First, a phenotypic approach investigated covariances between phenotypes and relative fitness, to measure present selection on combinations of traits, and explore spatio-temporal fluctuations of selection. We demonstrated that climate change, and in particular extreme climatic events, increases the force of selection acting on avian timing of breeding. We also revealed that the urban environment imposes novel selection on bird morphology and life history. Although it is pervasively assumed that climate change and the urban environment both induce new selection on wild organisms, these are one of the first evidence confirming this prediction.
Second, we conducted quantitative genetic analyses using both long-term pedigree data and experimental (e.g. cross-fostering) approaches on behavior, colour ornamentation, morphology and life history of blue tits. We revealed that most colour ornament traits in this species are heritable, and that colours expressed in males and females are linked by strong cross-sex genetic colourations, possibly influencing strongly the evolution of colour in females. A thorough investigation on the variability, heritability and natural selection of phenological plasticity in a wild bird highlighted the importance of integrating ecological mechanisms shaping variation in plasticity if we are to understand how global change will affect plasticity and its consequences for population biology. The multi-trait approach was used to compare G matrices across populations at different spatial scale. It also revealed that behavioural syndromes are linked with a wider pace-of-life syndrome, and can vary across contrasted habitats because of heterogeneous selection across the landscape.

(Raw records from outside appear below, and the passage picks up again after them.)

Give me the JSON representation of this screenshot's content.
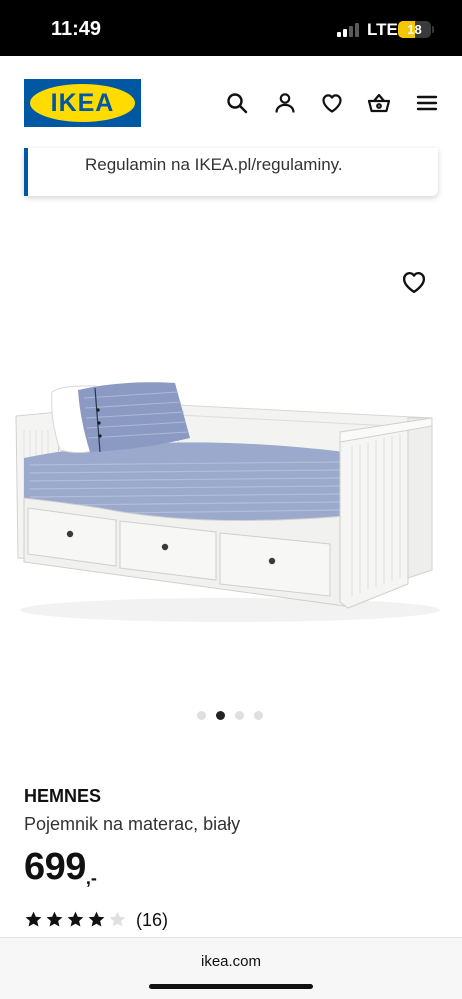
{
  "status_bar": {
    "time": "11:49",
    "network": "LTE",
    "battery": "18",
    "battery_color": "#f6c700"
  },
  "header": {
    "logo_text": "IKEA",
    "brand_blue": "#0058a3",
    "brand_yellow": "#ffdb00",
    "icons": [
      "search-icon",
      "user-icon",
      "heart-icon",
      "basket-icon",
      "menu-icon"
    ]
  },
  "banner": {
    "text": "Regulamin na IKEA.pl/regulaminy."
  },
  "product": {
    "image_icon": "daybed-image",
    "carousel_total": 4,
    "carousel_active": 2,
    "name": "HEMNES",
    "description": "Pojemnik na materac, biały",
    "price_integer": "699",
    "price_decimal": ",-",
    "rating_stars": 4,
    "rating_max": 5,
    "rating_count": "(16)"
  },
  "browser": {
    "url": "ikea.com"
  }
}
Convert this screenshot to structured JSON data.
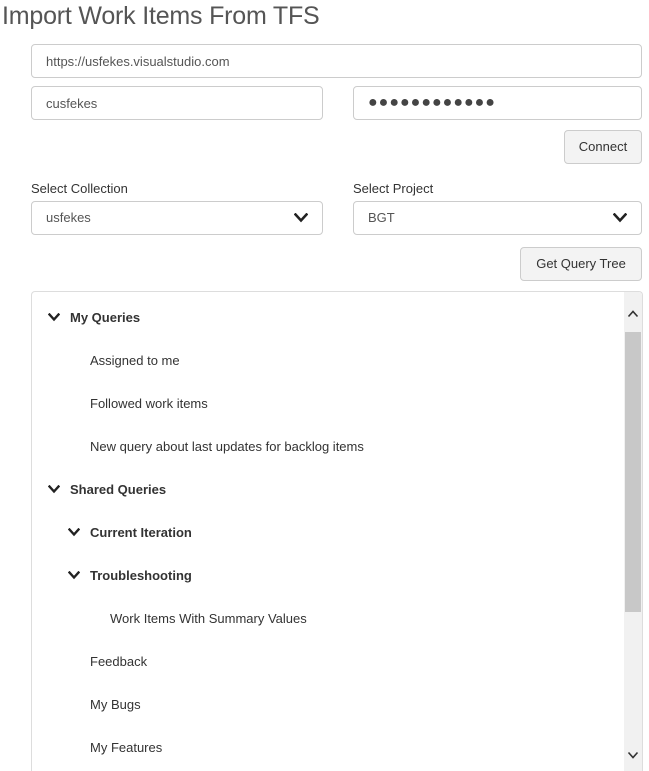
{
  "page": {
    "title": "Import Work Items From TFS"
  },
  "connection": {
    "url_value": "https://usfekes.visualstudio.com",
    "username_value": "cusfekes",
    "password_mask": "●●●●●●●●●●●●",
    "connect_label": "Connect"
  },
  "selectors": {
    "collection_label": "Select Collection",
    "collection_value": "usfekes",
    "project_label": "Select Project",
    "project_value": "BGT",
    "get_query_tree_label": "Get Query Tree"
  },
  "tree": {
    "items": [
      {
        "label": "My Queries"
      },
      {
        "label": "Assigned to me"
      },
      {
        "label": "Followed work items"
      },
      {
        "label": "New query about last updates for backlog items"
      },
      {
        "label": "Shared Queries"
      },
      {
        "label": "Current Iteration"
      },
      {
        "label": "Troubleshooting"
      },
      {
        "label": "Work Items With Summary Values"
      },
      {
        "label": "Feedback"
      },
      {
        "label": "My Bugs"
      },
      {
        "label": "My Features"
      }
    ]
  }
}
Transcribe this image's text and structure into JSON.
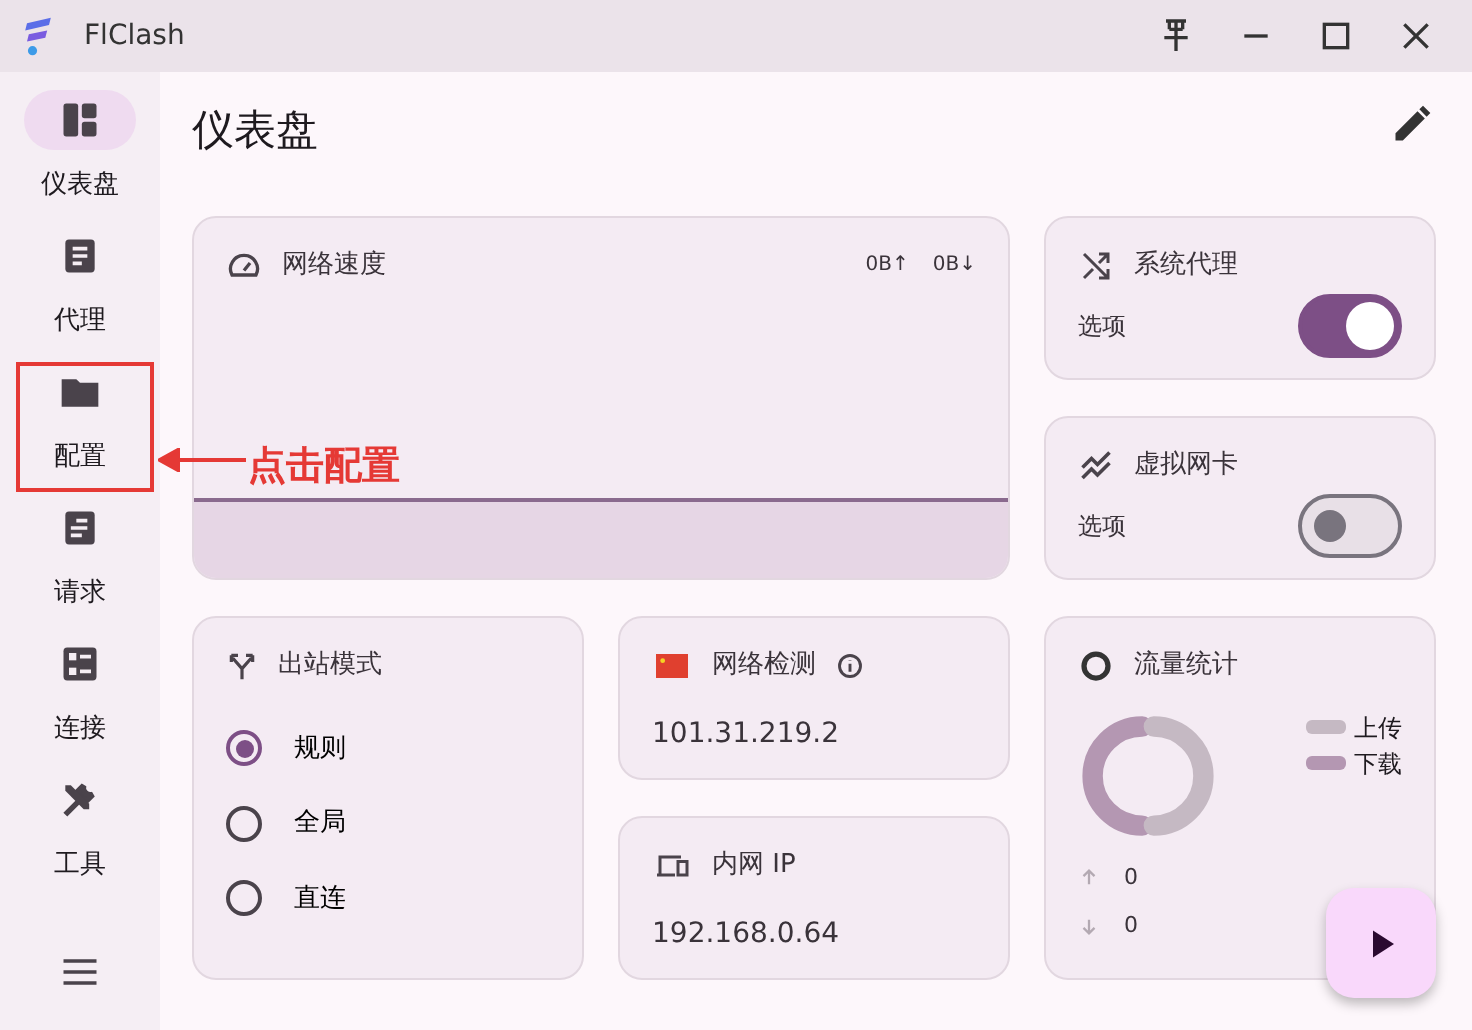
{
  "window": {
    "title": "FlClash"
  },
  "sidebar": {
    "items": [
      {
        "label": "仪表盘",
        "selected": true
      },
      {
        "label": "代理",
        "selected": false
      },
      {
        "label": "配置",
        "selected": false
      },
      {
        "label": "请求",
        "selected": false
      },
      {
        "label": "连接",
        "selected": false
      },
      {
        "label": "工具",
        "selected": false
      }
    ]
  },
  "page_title": "仪表盘",
  "network_speed": {
    "title": "网络速度",
    "upload": "0B↑",
    "download": "0B↓"
  },
  "toggles": [
    {
      "title": "系统代理",
      "subtitle": "选项",
      "on": true
    },
    {
      "title": "虚拟网卡",
      "subtitle": "选项",
      "on": false
    }
  ],
  "outbound_mode": {
    "title": "出站模式",
    "options": [
      {
        "label": "规则",
        "selected": true
      },
      {
        "label": "全局",
        "selected": false
      },
      {
        "label": "直连",
        "selected": false
      }
    ]
  },
  "network_check": {
    "title": "网络检测",
    "value": "101.31.219.2"
  },
  "intranet_ip": {
    "title": "内网 IP",
    "value": "192.168.0.64"
  },
  "traffic": {
    "title": "流量统计",
    "legend": [
      {
        "label": "上传",
        "color": "#c5b9c3"
      },
      {
        "label": "下载",
        "color": "#b497b2"
      }
    ],
    "upload": "0",
    "download": "0"
  },
  "annotation": {
    "text": "点击配置"
  }
}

Third, an ecological genomics approach analyzed the genomic regions found to be associated with phenotypic variation in terms of genetic structure, genetic diversity patterns and footprints of selection, thereby providing insights into past selection that has shaped phenotypic variation. These genomic studies brought novel insight into local adaptation in a heterogeneous landscape (blue tits in Corsica) and in the urban habitat (great tits in Montpellier). In particular genome scans across the whole genome and in the epigenome found footprints of divergent selection along the urbanization gradient. Our findings open exciting perspectives for broader investigations of (epi)genomic bases related to adaptation in urban environment, notably in relation to avian personality and metabolism.

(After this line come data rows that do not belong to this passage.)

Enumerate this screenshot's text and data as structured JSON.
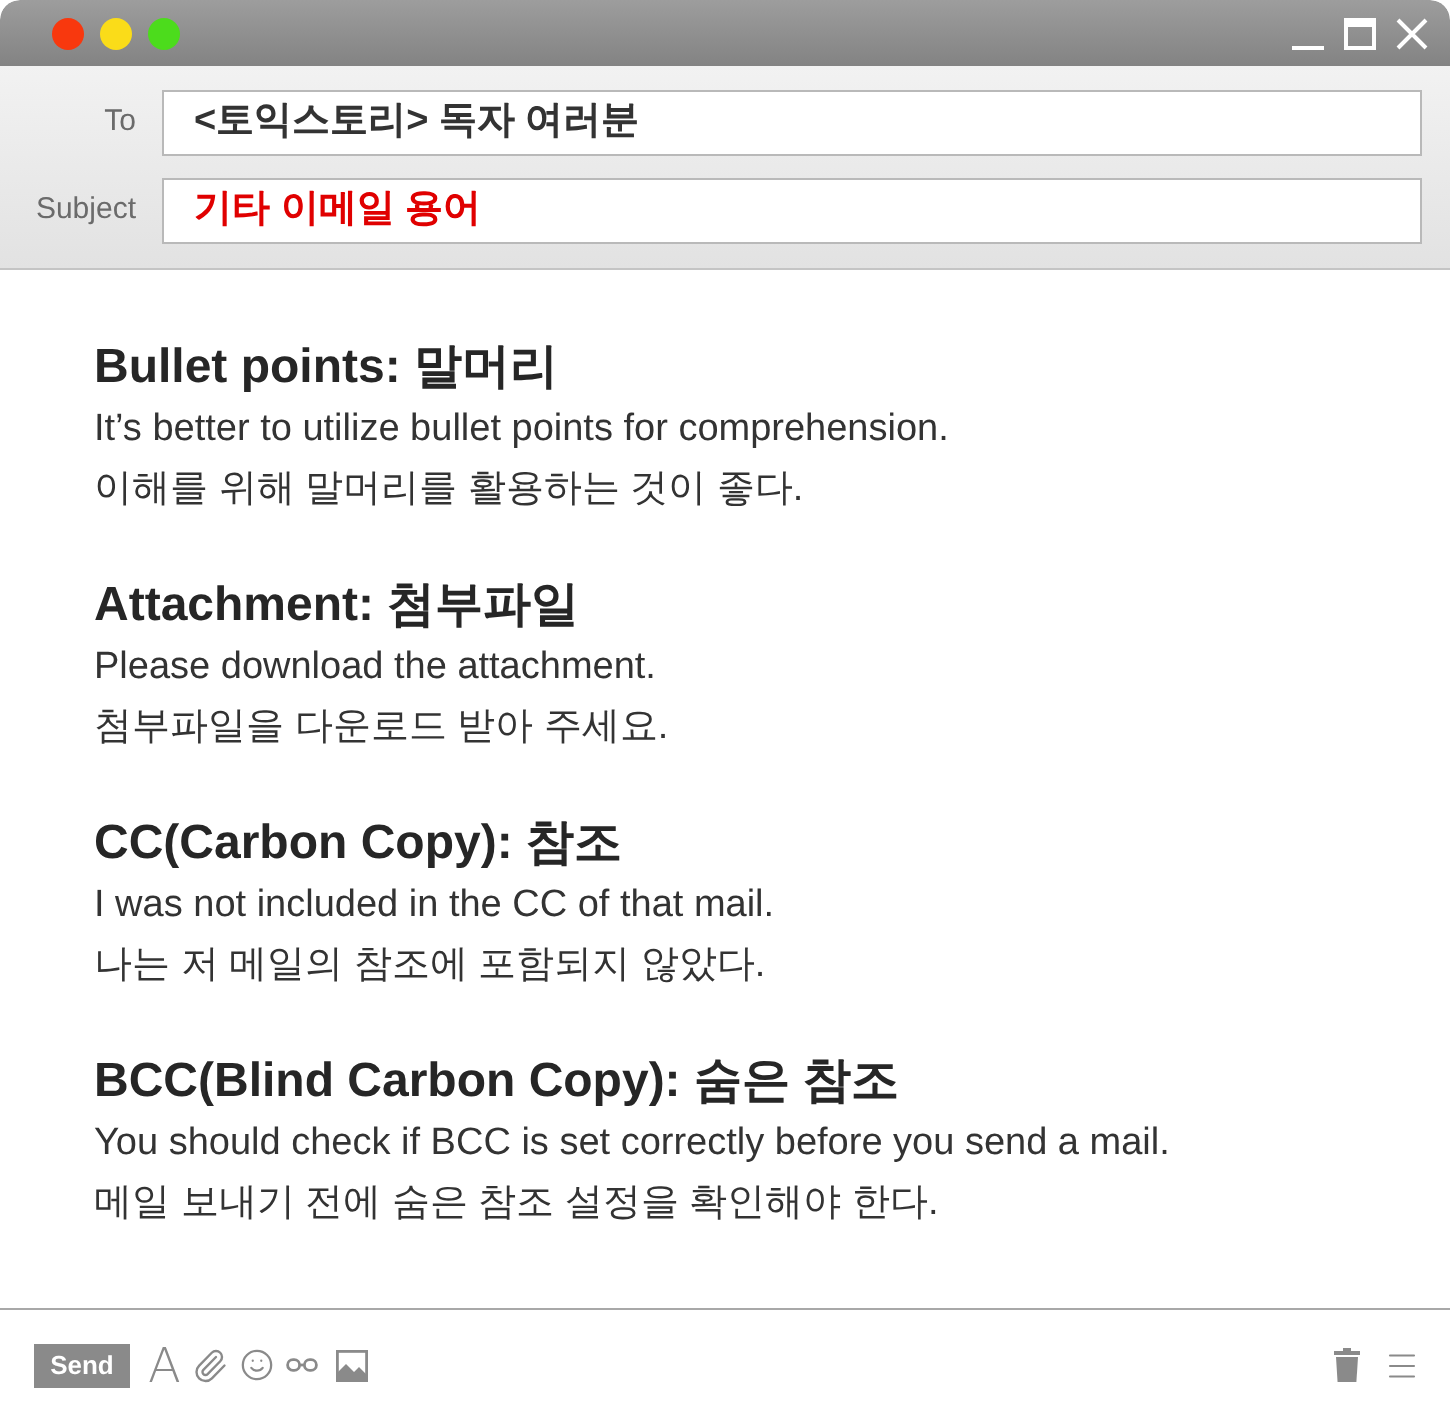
{
  "header": {
    "to": {
      "label": "To",
      "value": "<토익스토리> 독자 여러분"
    },
    "subject": {
      "label": "Subject",
      "value": "기타 이메일 용어"
    }
  },
  "sections": [
    {
      "heading": "Bullet points: 말머리",
      "lines": [
        "It’s better to utilize bullet points for comprehension.",
        "이해를 위해 말머리를 활용하는 것이 좋다."
      ]
    },
    {
      "heading": "Attachment: 첨부파일",
      "lines": [
        "Please download the attachment.",
        "첨부파일을 다운로드 받아 주세요."
      ]
    },
    {
      "heading": "CC(Carbon Copy): 참조",
      "lines": [
        "I was not included in the CC of that mail.",
        "나는 저 메일의 참조에 포함되지 않았다."
      ]
    },
    {
      "heading": "BCC(Blind Carbon Copy): 숨은 참조",
      "lines": [
        "You should check if BCC is set correctly before you send a mail.",
        "메일 보내기 전에 숨은 참조 설정을 확인해야 한다."
      ]
    }
  ],
  "toolbar": {
    "send": "Send",
    "font_button": "A"
  }
}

The forces and originality of this project included a/ the use of multiple long term datasets in different populations of the same species, in two contexts of environmental change of anthropogenic origin (climate change and urbanization), b/ the integration of different characters (behavior, life history, physiology) in the study of pace-of-life syndromes, c/ the combined use of expertise from the fields of Evolutionary Biology, Behaviour Ecology, Physiology, (Epi)Genomics, Quantitative Genetics, Biogeography, Remote Sensing and Biostatitics, and finally d/ the important outreach effort in link with local communities, in particular schools.